Fuel droplets consisting of multiple components are known to exhibit complex evaporation behaviour. The Eulerian framework employed in Computational Fluid Dynamics (CFD) which treats the droplets as a continuum, is effective for simulating the complex evaporation behaviour of such multicomponent droplets. In this study, the evaporation of binary-component or bi-component fuel droplets (which consist of two chemical species) in air, is simulated using the Eulerian framework with an extended evaporation model and its validity is examined. Spatio-temporal evolution of the gas-liquid interface is captured using the Level Set method, and a Ghost Fluid method is incorporated to consider the jump conditions at the interface.
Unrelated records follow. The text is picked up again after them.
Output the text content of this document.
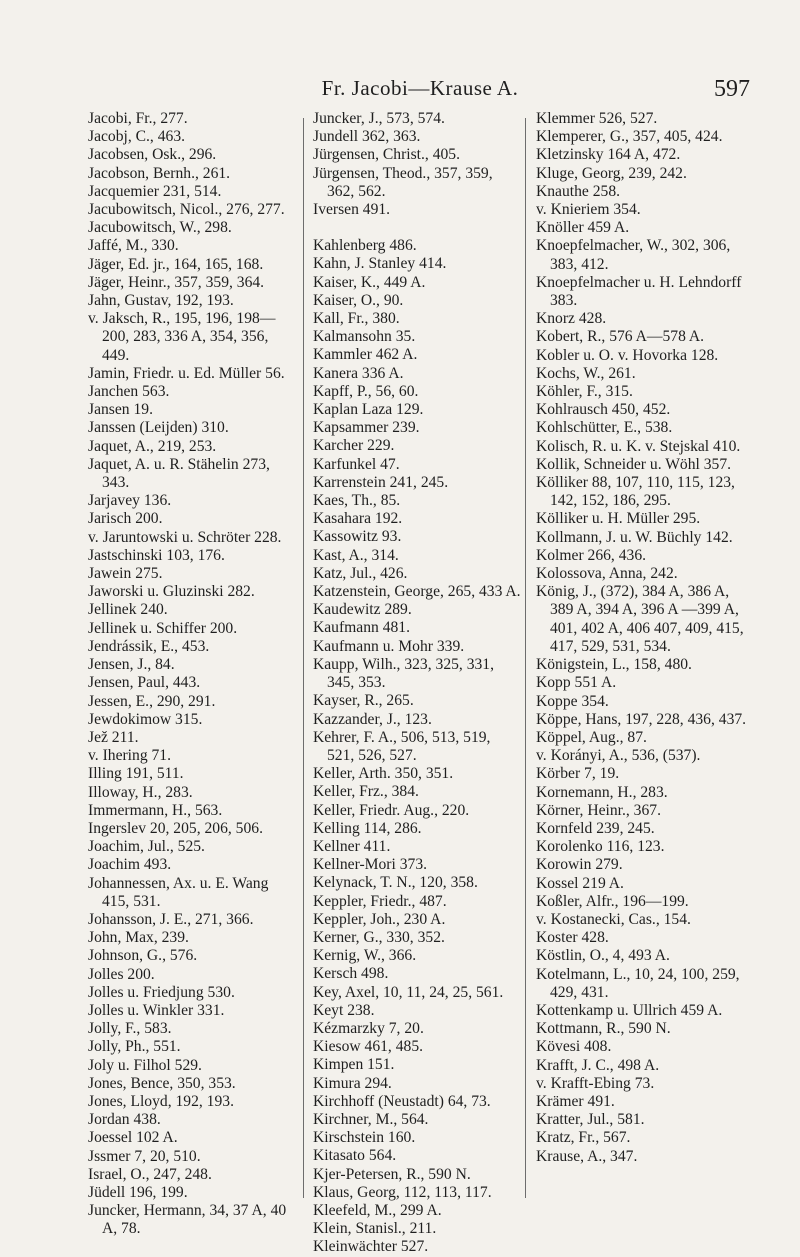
Fr. Jacobi—Krause A.	597

Jacobi, Fr., 277.

Jacobj, C., 463.

Jacobsen, Osk., 296.

Jacobson, Bernh., 261.

Jacquemier 231, 514.

Jacubowitsch, Nicol., 276, 277.

Jacubowitsch, W., 298.

Jaffé, M., 330.

Jäger, Ed. jr., 164, 165, 168.

Jäger, Heinr., 357, 359, 364.

Jahn, Gustav, 192, 193.

v. Jaksch, R., 195, 196, 198—200, 283, 336 A, 354, 356, 449.

Jamin, Friedr. u. Ed. Müller 56.

Janchen 563.

Jansen 19.

Janssen (Leijden) 310.

Jaquet, A., 219, 253.

Jaquet, A. u. R. Stähelin 273, 343.

Jarjavey 136.

Jarisch 200.

v. Jaruntowski u. Schröter 228.

Jastschinski 103, 176.

Jawein 275.

Jaworski u. Gluzinski 282.

Jellinek 240.

Jellinek u. Schiffer 200.

Jendrássik, E., 453.

Jensen, J., 84.

Jensen, Paul, 443.

Jessen, E., 290, 291.

Jewdokimow 315.

Jež 211.

v. Ihering 71.

Illing 191, 511.

Illoway, H., 283.

Immermann, H., 563.

Ingerslev 20, 205, 206, 506.

Joachim, Jul., 525.

Joachim 493.

Johannessen, Ax. u. E. Wang 415, 531.

Johansson, J. E., 271, 366.

John, Max, 239.

Johnson, G., 576.

Jolles 200.

Jolles u. Friedjung 530.

Jolles u. Winkler 331.

Jolly, F., 583.

Jolly, Ph., 551.

Joly u. Filhol 529.

Jones, Bence, 350, 353.

Jones, Lloyd, 192, 193.

Jordan 438.

Joessel 102 A.

Jssmer 7, 20, 510.

Israel, O., 247, 248.

Jüdell 196, 199.

Juncker, Hermann, 34, 37 A, 40 A, 78.

Juncker, J., 573, 574.

Jundell 362, 363.

Jürgensen, Christ., 405.

Jürgensen, Theod., 357, 359, 362, 562.

Iversen 491.

Kahlenberg 486.

Kahn, J. Stanley 414.

Kaiser, K., 449 A.

Kaiser, O., 90.

Kall, Fr., 380.

Kalmansohn 35.

Kammler 462 A.

Kanera 336 A.

Kapff, P., 56, 60.

Kaplan Laza 129.

Kapsammer 239.

Karcher 229.

Karfunkel 47.

Karrenstein 241, 245.

Kaes, Th., 85.

Kasahara 192.

Kassowitz 93.

Kast, A., 314.

Katz, Jul., 426.

Katzenstein, George, 265, 433 A.

Kaudewitz 289.

Kaufmann 481.

Kaufmann u. Mohr 339.

Kaupp, Wilh., 323, 325, 331, 345, 353.

Kayser, R., 265.

Kazzander, J., 123.

Kehrer, F. A., 506, 513, 519, 521, 526, 527.

Keller, Arth. 350, 351.

Keller, Frz., 384.

Keller, Friedr. Aug., 220.

Kelling 114, 286.

Kellner 411.

Kellner-Mori 373.

Kelynack, T. N., 120, 358.

Keppler, Friedr., 487.

Keppler, Joh., 230 A.

Kerner, G., 330, 352.

Kernig, W., 366.

Kersch 498.

Key, Axel, 10, 11, 24, 25, 561.

Keyt 238.

Kézmarzky 7, 20.

Kiesow 461, 485.

Kimpen 151.

Kimura 294.

Kirchhoff (Neustadt) 64, 73.

Kirchner, M., 564.

Kirschstein 160.

Kitasato 564.

Kjer-Petersen, R., 590 N.

Klaus, Georg, 112, 113, 117.

Kleefeld, M., 299 A.

Klein, Stanisl., 211.

Kleinwächter 527.

Klemmer 526, 527.

Klemperer, G., 357, 405, 424.

Kletzinsky 164 A, 472.

Kluge, Georg, 239, 242.

Knauthe 258.

v. Knieriem 354.

Knöller 459 A.

Knoepfelmacher, W., 302, 306, 383, 412.

Knoepfelmacher u. H. Lehndorff 383.

Knorz 428.

Kobert, R., 576 A—578 A.

Kobler u. O. v. Hovorka 128.

Kochs, W., 261.

Köhler, F., 315.

Kohlrausch 450, 452.

Kohlschütter, E., 538.

Kolisch, R. u. K. v. Stejskal 410.

Kollik, Schneider u. Wöhl 357.

Kölliker 88, 107, 110, 115, 123, 142, 152, 186, 295.

Kölliker u. H. Müller 295.

Kollmann, J. u. W. Büchly 142.

Kolmer 266, 436.

Kolossova, Anna, 242.

König, J., (372), 384 A, 386 A, 389 A, 394 A, 396 A —399 A, 401, 402 A, 406 407, 409, 415, 417, 529, 531, 534.

Königstein, L., 158, 480.

Kopp 551 A.

Koppe 354.

Köppe, Hans, 197, 228, 436, 437.

Köppel, Aug., 87.

v. Korányi, A., 536, (537).

Körber 7, 19.

Kornemann, H., 283.

Körner, Heinr., 367.

Kornfeld 239, 245.

Korolenko 116, 123.

Korowin 279.

Kossel 219 A.

Koßler, Alfr., 196—199.

v. Kostanecki, Cas., 154.

Koster 428.

Köstlin, O., 4, 493 A.

Kotelmann, L., 10, 24, 100, 259, 429, 431.

Kottenkamp u. Ullrich 459 A.

Kottmann, R., 590 N.

Kövesi 408.

Krafft, J. C., 498 A.

v. Krafft-Ebing 73.

Krämer 491.

Kratter, Jul., 581.

Kratz, Fr., 567.

Krause, A., 347.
The computed evaporation speed of a fuel droplet consisting of a mixture of n-heptane and n-decane is compared with that of a previous experiment. Results show that n-heptane evaporates preferentially and the total evaporation speed is in an overall good agreement with that in the experiment. This confirms that the numerical framework used in the present simulation is capable of capturing the evaporation phenomenon of a bi-component fuel droplet. Additionally, several parametric simulations with different initial compositions (i.e., mass ratio of the constituent chemical species) of the bi-component fuel droplet and different initial ambient temperatures are performed, to investigate their influences on the evaporation characteristics of bi-component fuel droplet. The applicability of the proposed extended evaporation model and the numerical framework under these various simulation conditions are verified.